I have had several friends comment to me about the blog that it's great but that I just won't have time for that sort of thing once baby arrives. Perhaps they are right, but I like to think that if you really enjoy doing something you will make time for it. If writing a blog that 4 people read is something I enjoy enough remains to be seen but for now... I write.
I know it is true, because everyone says it, "Your life is never going to be the same" they say... I can not dispute this. In fact it would be folly to do so. My life is about to take a dramatic turn down a road of which I know very little.
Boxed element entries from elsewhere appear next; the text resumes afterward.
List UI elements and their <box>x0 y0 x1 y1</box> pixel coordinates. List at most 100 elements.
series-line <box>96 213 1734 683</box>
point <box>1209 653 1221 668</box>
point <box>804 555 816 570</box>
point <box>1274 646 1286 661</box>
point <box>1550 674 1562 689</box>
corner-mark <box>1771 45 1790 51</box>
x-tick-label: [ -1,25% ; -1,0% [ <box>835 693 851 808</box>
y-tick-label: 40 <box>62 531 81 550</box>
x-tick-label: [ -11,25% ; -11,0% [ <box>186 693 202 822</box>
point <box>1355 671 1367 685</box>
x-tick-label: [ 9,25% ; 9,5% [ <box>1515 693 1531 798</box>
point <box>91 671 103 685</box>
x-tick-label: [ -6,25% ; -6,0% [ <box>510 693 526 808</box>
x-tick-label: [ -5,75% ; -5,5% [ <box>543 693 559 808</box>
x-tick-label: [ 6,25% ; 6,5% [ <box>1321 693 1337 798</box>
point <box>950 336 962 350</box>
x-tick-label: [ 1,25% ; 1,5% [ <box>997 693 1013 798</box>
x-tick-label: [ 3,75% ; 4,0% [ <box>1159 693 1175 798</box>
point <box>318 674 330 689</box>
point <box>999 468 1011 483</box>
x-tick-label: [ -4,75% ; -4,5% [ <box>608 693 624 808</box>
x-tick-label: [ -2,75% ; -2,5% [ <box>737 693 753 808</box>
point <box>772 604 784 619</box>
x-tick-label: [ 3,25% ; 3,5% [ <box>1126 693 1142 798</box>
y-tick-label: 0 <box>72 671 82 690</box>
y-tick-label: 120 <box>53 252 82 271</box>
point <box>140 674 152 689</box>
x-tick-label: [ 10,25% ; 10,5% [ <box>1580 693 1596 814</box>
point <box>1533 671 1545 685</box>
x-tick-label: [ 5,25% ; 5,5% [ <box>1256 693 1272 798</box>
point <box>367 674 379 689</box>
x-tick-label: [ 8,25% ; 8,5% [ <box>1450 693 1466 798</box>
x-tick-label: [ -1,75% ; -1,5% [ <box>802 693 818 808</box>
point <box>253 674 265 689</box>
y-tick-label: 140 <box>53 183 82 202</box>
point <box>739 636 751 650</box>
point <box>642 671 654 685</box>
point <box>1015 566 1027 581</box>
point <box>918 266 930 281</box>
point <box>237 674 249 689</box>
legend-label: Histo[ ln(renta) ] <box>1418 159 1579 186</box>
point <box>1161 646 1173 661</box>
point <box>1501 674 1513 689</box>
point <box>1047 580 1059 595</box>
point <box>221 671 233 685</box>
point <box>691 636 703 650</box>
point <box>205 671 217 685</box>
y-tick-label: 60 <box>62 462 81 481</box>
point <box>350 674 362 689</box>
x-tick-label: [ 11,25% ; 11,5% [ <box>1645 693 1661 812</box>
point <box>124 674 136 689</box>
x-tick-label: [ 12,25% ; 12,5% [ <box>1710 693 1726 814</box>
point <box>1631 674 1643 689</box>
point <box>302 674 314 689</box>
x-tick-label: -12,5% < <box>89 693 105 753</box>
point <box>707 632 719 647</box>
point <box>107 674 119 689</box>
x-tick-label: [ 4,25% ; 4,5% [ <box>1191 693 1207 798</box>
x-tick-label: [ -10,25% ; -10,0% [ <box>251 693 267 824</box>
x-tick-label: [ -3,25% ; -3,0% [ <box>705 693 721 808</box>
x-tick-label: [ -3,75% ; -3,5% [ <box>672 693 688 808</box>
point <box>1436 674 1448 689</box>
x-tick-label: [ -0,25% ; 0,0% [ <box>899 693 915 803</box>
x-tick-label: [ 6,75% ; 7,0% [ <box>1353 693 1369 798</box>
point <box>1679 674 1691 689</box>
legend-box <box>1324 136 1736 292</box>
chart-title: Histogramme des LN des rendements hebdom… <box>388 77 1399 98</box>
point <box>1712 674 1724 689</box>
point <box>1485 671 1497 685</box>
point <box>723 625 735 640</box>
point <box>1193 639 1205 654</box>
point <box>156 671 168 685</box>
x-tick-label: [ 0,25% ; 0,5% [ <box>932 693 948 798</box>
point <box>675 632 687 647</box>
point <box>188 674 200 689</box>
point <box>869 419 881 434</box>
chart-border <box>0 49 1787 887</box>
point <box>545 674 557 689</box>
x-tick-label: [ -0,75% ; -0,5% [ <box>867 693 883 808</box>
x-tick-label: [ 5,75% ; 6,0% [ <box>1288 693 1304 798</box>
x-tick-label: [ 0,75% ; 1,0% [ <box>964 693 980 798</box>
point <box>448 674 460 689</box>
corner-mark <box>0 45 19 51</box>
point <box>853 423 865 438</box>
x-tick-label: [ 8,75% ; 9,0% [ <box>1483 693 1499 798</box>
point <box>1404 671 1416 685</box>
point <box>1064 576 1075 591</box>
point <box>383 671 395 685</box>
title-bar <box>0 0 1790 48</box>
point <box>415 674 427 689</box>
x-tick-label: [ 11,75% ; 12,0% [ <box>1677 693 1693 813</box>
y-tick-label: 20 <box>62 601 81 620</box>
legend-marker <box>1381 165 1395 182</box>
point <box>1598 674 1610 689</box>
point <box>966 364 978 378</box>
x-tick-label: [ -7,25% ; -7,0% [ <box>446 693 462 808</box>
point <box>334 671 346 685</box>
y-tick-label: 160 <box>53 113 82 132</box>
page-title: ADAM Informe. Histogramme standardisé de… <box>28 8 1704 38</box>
I have traveled down this road growing up as a child, but soon I will be the one guiding another small footsteps on the winding road of life. It is an overwhelming task when I sit and think on it, but there is one thing I don't want to forget... I want to teach our child to be true to herself. And to do this I think it is imperative that I remain true to myself. True, my golf game may suffer, or my time playing video games may dwindle, but I hope that I am able to hold onto these activities even if just a sliver of them - for both my sanity and for perspective.
I imagine I will go back and read this someday and laugh to my hearts content. Perhaps little Sonja (Sonia) will sit by my side and read it with me and say, "Daddy you don't golf" and I will look into her eyes and strain to remember why I ever golfed in the first placed, but I just don't see it happening.